Have you considered using primary sources as launching phenomena in your classroom? Primary sources often present a puzzle to be solved; the content related to your discipline can help put the pieces together. For example, in a physics classroom students can explore the photograph “Like a Shot from a Bow” when launching a unit on equilibrium and torque to learn about gravity, equilibrium, and force.

This image was taken by Leonid Zhdanov, who was both a dancer and photographer, when observing the Bolshoi Theater rehearse “The Rite of Spring” in 1965. The captured lift might seem to defy the laws of physics, but close observation suggests that an astute awareness of physics makes this lift possible. Many other images of dancers that seem to defy the laws of physics can be found within the Library’s performing arts digital collections.

Present this image to your students at the start of the unit and ask them to observe, reflect, and question. Students can organize their thoughts on the Primary Source Analysis Tool. Students may ask “How is this lift possible?” as a result of their observations. If not, ask this driving question after they have shared their observations, reflections, and questions.

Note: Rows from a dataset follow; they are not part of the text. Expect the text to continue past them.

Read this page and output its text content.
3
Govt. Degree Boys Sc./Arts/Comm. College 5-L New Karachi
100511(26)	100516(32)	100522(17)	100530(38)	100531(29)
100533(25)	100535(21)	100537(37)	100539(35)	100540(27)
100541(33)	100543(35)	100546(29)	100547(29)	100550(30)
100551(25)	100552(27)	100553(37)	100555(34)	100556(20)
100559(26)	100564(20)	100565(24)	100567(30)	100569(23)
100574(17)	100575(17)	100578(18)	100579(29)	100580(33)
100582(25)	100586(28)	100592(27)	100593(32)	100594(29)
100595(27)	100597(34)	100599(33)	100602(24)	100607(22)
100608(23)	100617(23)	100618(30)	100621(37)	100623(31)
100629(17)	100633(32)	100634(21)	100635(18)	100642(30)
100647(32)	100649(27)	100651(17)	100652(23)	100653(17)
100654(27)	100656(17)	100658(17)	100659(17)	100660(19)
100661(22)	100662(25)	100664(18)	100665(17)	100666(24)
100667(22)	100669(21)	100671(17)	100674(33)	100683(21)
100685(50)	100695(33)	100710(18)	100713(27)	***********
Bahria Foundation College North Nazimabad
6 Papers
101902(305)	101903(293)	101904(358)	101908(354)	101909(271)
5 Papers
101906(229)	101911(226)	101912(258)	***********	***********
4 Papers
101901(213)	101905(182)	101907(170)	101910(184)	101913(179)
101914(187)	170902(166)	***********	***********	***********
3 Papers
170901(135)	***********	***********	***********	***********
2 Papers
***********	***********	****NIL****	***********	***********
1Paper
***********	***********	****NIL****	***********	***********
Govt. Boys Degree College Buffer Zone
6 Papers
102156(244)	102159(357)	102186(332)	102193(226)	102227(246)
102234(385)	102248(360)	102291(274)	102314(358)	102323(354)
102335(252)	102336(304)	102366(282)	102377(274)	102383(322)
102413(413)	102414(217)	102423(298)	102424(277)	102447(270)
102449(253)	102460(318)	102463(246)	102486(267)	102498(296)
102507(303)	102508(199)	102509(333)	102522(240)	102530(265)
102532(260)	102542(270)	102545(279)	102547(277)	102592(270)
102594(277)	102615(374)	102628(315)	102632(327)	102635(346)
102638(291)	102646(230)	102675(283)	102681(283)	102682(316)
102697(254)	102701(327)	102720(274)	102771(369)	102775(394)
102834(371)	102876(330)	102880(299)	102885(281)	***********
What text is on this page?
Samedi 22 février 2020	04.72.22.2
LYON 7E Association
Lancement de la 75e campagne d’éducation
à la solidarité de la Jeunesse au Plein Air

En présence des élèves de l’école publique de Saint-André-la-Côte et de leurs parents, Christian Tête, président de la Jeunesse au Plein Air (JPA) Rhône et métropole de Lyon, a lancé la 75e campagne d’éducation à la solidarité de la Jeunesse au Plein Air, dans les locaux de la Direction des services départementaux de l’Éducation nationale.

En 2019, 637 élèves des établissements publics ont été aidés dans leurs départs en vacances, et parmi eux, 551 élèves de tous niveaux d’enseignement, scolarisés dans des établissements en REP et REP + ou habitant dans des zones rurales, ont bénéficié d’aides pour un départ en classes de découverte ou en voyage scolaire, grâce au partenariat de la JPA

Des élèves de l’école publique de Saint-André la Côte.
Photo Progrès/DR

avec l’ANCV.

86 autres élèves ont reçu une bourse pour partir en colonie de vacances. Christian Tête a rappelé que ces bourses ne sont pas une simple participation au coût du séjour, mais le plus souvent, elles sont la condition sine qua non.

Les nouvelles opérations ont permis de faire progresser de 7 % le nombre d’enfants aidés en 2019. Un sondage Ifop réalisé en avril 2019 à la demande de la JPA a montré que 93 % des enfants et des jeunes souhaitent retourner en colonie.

Provide students time to reflect on their prior knowledge and offer up possible concepts that might answer this driving question. Students might make connections to the concepts of gravity, equilibrium, or force. Once students make connections to prior knowledge, ask them what in the image they need to explain to develop a complete answer to the driving question. Possible responses include:

  • Why are the legs of the lifter so far apart?
  • Why is the left hand of the lifter on the ankle of the lifted?
  • Where is the right hand of the lifter? Why?
  • Why is the lifted dancer leaning backward rather than forward?

If students do not ask these questions on their own, focus their attention on the dancers’ posture and the position of their hands and feet, allowing more time for observation and reflection with the primary source analysis tool.

To answer these questions, students can work through activities that address the concepts of center of mass, torque, force, and equilibrium. The activities could include practice drawing free body/force diagrams or have students explain the stability of a bicycle versus a tricycle. As the class progresses through each of these activities, revisit the list of questions. What has each activity contributed to their understanding of the driving question?

At the end of the unit, ask students to annotate the image (consider using a digital tool) to explain the physics concepts that make a lift like this possible. Using mass and distance estimates, students may calculate the forces and torques involved. Depending on when in the year this unit falls, you can also consider having students reflect on the title of the image. How might this lift be similar to shooting a bow? Students will need to make predictions about how the dancers arrived at this position and how energy is transferred in both instances.

By framing a physics unit with dance, students will see how the concepts they learn in physics can be applied to explain the world around them.